Using this formula, an Nth order filter (with N even) has N/2+1 multiplies and N adds for each output computed. For the example design, N is 178 so there are 90 multiplies and 178 adds for each output, which occurs at an 8-KHz rate. Thus there are 720,000 multiplies and 1,424,000 adds required per second. These computations can be done using floating-point or appropriately scaled integer operations. Given these requirements, a processor can be selected for the application.
If this is too much arithmetic for your processor to handle, it may make sense to use less stringent filter requirements and design a lower order digital filter. A nice thing about digital filters is that it is easy to make tradeoffs between filter performance and computational requirements by changing the parameters and generating a new filter design.
Figures 11 and 12 show the passband frequency response and phase response of the complete oversampled system. Although there is more total phase delay in this system, it is much more linear than the analog 8th order filter. For the digital filter, there is a delay between the input and the output of N/2 samples, or 2.8 milliseconds, but all frequencies are delayed the same length of time so there is no added phase distortion. In addition, the hardware complexity of the analog filter has been cut in half and the effective ADC resolution has been improved by 1 bit.
Remez Filter Design Program
I modified a freely available Remez exchange filter design program (written by Jake Janovetz, firstname.lastname@example.org) to allow the specification of the parameters for an FIR filter design in a text file. The program (available electronically in source code and Win32 executable form; see "Resource Center," page 5) processes the file and produces an output file in C that contains data definitions for the FIR filter implementation. Example 1 is the input file that generates the 178th order filter used here.

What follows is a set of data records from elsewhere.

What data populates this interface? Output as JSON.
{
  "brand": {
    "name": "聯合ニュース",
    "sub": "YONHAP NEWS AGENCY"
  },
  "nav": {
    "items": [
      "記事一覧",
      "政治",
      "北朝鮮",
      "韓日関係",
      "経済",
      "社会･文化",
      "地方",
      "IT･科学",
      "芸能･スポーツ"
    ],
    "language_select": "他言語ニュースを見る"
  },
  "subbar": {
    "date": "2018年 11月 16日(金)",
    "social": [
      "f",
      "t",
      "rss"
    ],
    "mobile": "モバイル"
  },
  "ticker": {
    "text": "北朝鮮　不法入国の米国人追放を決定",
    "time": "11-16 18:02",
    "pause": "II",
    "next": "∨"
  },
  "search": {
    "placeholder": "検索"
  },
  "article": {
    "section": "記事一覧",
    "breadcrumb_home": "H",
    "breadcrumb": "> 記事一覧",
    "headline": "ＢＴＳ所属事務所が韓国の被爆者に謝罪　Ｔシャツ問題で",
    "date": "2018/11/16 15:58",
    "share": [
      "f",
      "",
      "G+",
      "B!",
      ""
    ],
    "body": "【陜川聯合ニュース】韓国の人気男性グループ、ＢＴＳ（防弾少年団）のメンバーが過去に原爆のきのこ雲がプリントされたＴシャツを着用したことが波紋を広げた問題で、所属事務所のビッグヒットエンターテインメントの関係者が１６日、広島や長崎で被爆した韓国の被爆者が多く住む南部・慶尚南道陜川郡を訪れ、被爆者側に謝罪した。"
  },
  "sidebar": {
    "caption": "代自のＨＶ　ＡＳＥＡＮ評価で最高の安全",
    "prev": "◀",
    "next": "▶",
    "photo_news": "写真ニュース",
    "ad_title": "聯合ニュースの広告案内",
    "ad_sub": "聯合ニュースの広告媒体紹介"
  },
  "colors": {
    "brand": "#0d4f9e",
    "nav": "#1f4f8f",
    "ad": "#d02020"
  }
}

Frequencies in the input file are normalized so that 1.0 is the Nyquist frequency. In Example 1, the passband is from 0 to .226, which is 0 to 3616 Hertz if the sampling frequency is 32 KHz. The amplitude in the passband is 1 and the error weight in the passband is 1/40 of the error weight in the stopband. The stopband begins at 0.25 (4 KHz) and the desired amplitude in the stopband is zero.
It's possible to develop more complex filters than simple lowpass or highpass filters by specifying multiple bands of varying amplitude in the input file.
The use of digital filtering is becoming more widespread as general-purpose CPUs and specialized DSP chips become faster and cheaper. If you take full advantage of this capability, your designs can achieve enhanced performance while reducing hardware cost.